Gabriel's original form is memorably ghoulish; a half-formed and alien face on the other side of his sister's skull with his own emaciated rib cage and t-rex arms protruding from her upper back. I'm sorry to say that I find his later form, the brain-tissue face with zombie teeth, a lot less interesting aesthetically, but it's pretty zany how his sister's skull works kind of like an oyster shell. I mean, how? What happens to the bone on the front of her skull for the back of her skull to split open like that?? I guess the toothy, more demonic CG face is a bit more in line with the tone of Gabriel's killing spree, however, which brings us back to the movie's notorious tonal whiplash: audiences really don't seem to know how they're "supposed" to feel by the shift between eerie, psychic haunting horror and tongue-in-cheek slasher-action horror, but personally I think it works and even plays directly into the theme: the movie, itself, has two different sides, with Madison's perspective being an entirely different flavor of Monster Movie from Gabriel's perspective.
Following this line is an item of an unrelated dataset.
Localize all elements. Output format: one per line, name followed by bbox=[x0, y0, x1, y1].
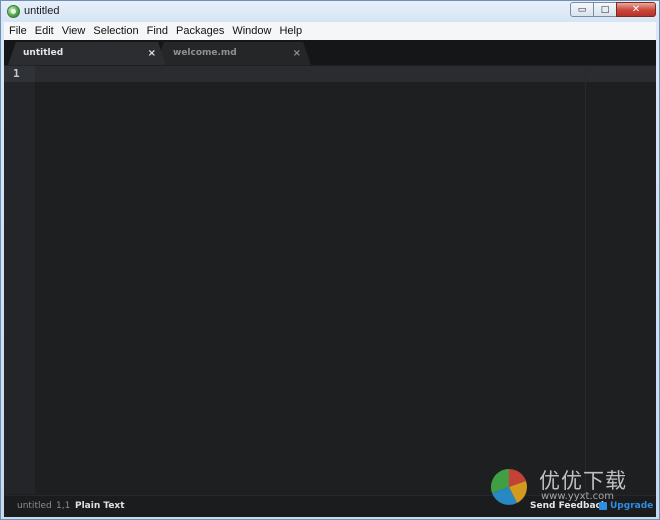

"Malignant" overwhelmingly feels like the origin story of a brand new campy slasher villain, and it's a genuinely novel addition to that landscape. The idea of a nice, normal person whose actual, physical, literal "other side" is a monstrous killer isn't something I've seen done in a feature film before, as obvious as it really feels, and wouldn't have felt at all out of place alongside icons like Jason, Freddy, Chucky or Ghostface, though this is one monstrous killer I must say is far, far more justified than most; honestly, how CAN you blame him, even for his most sadistic behavior, when everyone treated him like a hideous monster from the moment he was born? When he had absolutely nothing but his twin sister, who also finally rejected him? Let alone when medical professionals decided the correct thing to do was surgically remove what little body he had and trap him inside of a skull, where he was apparently locked away conscious but helpless for decades? WHO DOES THAT. Yeah he murdered lots and lots of people but look at him:


That's just a little guy! A little guy with little arms! They took away his little arms! What the HELL, man?! Who takes a little guys ONLY little arms!? They pushed his little face in. WHO PUSHES A LITTLE GUY'S ONLY LITTLE FACE IN. I'd slasher everybody too if they pushed my little face inside!!! FUCKERS! COME ON! You don't take a little guys little arms (his only ones!) and push his little (only!!!!!) face inside and just not get slashered!! Shit heads!!!!!!!!!!!!!!

The possibility of a sequel is up in the air, but I could see this movie gaining more traction as a cult hit in the coming years, and I wouldn't be surprised if a franchise eventually emerges. If so, I'd hope that maybe Madison/Emily and Gabriel actually begin to reconcile their differences to some degree. The ending of the first film sort of sets them up as a super-powered Jekyll and Hyde duo, with Gabriel even swearing that he'll return some day, but how cool would it be if that was because his sister found herself in a scenario where he was actually needed, possibly against a greater threat to them both? We all know Madison herself probably has to live in some kind of extended containment from here on out, even if it was legally a genetically and mentally distinct being that committed so much mayhem, but maybe they'd be put into some kind of monitoring program where, eventually, there's a reason to negotiate for Gabriel to have at least some limited freedom? What about their birth mother? She was willing to accept them both again. Could she go on to help reform her weird little son? Honestly, how sweet would it be to ever see Gabriel himself start to care about Sydney, and vice-versa?! He DESERVES a family! THEY TOOK. A LITTLE GUY'S. LITTLE ARMS.